The Government are undertaking a huge amount of preparatory work to mitigate the potential risks associated with leaving the European Union and to make sure that we can take the most advantage of the opportunities as well. I happen to be the lead Brexit Minister in the department, so I feel a very personal responsibility for getting this right. We want to continue to be global leaders in all the facets of health, as we are today. That is something that the Prime Minister has recognised—an important recognition. She said that our principle for how the UK approaches leaving the EU is to be,
“consistent with the kind of country we want to be as we leave … A country that celebrates our history and diversity, confident of our place in the world; that meets its obligations to our near neighbours and far off friends, and is proud to stand up for its values”.
Nowhere is this more important than in our commitment to continue meeting the health and welfare needs of the UK’s citizens and residents as we leave the European Union.
My Lords, I start by thanking the Minister for his response. I will link that with the comment of the noble Lord, Lord Dykes, about the noble Baronesses’ contribution to the debate. While it was very flattering for us to be so mentioned, the Minister in particular but other noble Lords who spoke also have that in-depth knowledge. I want us to recognise that.
I will not attempt to summarise things in the very brief time I have now, but I thank all noble Lords who spoke. As I predicted, the contributions were of considerable depth and expertise, combined with experience and anecdote that demonstrated the real concern many of us have about health and welfare in the light of Brexit. The key things that stuck out for me were the problems with high-skill and low-skill recruitment in the health sector. The tier 2 limits are ridiculous. I thank the noble Lord, Lord Balfe, for his comments on Addenbrooke’s. My clinic has been delayed by a year because it has been unable to bring in the consultants it wanted from abroad. We heard about trailblazers, and the fact that young people with muscular dystrophy are flying in help from Europe because there is not the specialised care and support; that is really worrying. While I admit that the Government are trying to negotiate the rights of people to come to work here, they are not in place yet. The compelling personal testimony of my noble friend Lady Thomas and the noble Baroness, Lady Masham, was very moving. I thank them for that.
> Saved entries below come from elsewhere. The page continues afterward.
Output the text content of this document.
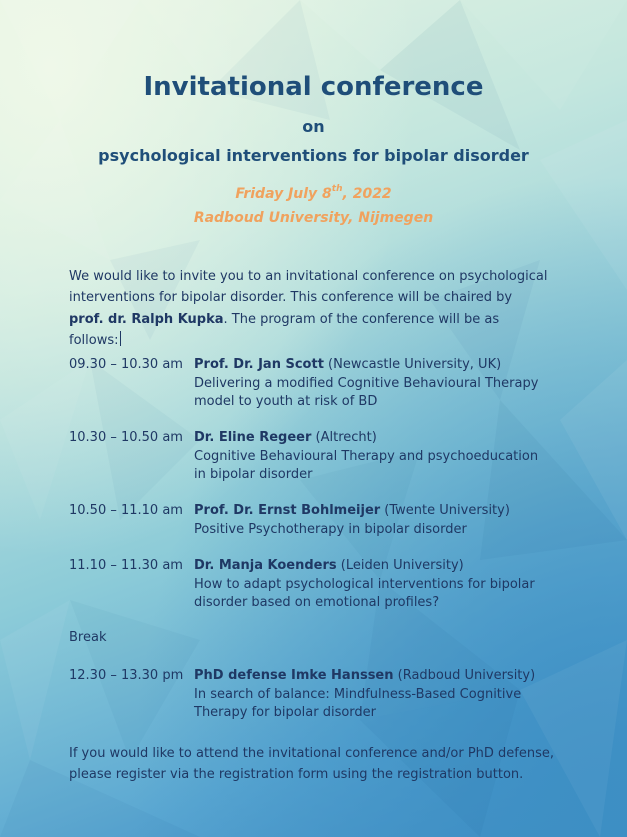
Invitational conference
on
psychological interventions for bipolar disorder
Friday July 8th, 2022
Radboud University, Nijmegen
We would like to invite you to an invitational conference on psychological interventions for bipolar disorder. This conference will be chaired by prof. dr. Ralph Kupka. The program of the conference will be as follows:
09.30 – 10.30 am Prof. Dr. Jan Scott (Newcastle University, UK)
Delivering a modified Cognitive Behavioural Therapy model to youth at risk of BD
10.30 – 10.50 am Dr. Eline Regeer (Altrecht)
Cognitive Behavioural Therapy and psychoeducation in bipolar disorder
10.50 – 11.10 am Prof. Dr. Ernst Bohlmeijer (Twente University)
Positive Psychotherapy in bipolar disorder
11.10 – 11.30 am Dr. Manja Koenders (Leiden University)
How to adapt psychological interventions for bipolar disorder based on emotional profiles?
Break
12.30 – 13.30 pm PhD defense Imke Hanssen (Radboud University)
In search of balance: Mindfulness-Based Cognitive Therapy for bipolar disorder
If you would like to attend the invitational conference and/or PhD defense, please register via the registration form using the registration button.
I will end on a phrase that the noble Baroness, Lady Thornton, used. She asked why we would want to be outside the EMA. I will add to that the working time directive, the ECDC, the EU directive on public procurement, Horizon 2020, medical devices and Northern Ireland border issues, all of which came up in depth during the debate. So perhaps the best note to end on would be to say that we can have the best of all worlds—and that is by remaining inside the EU.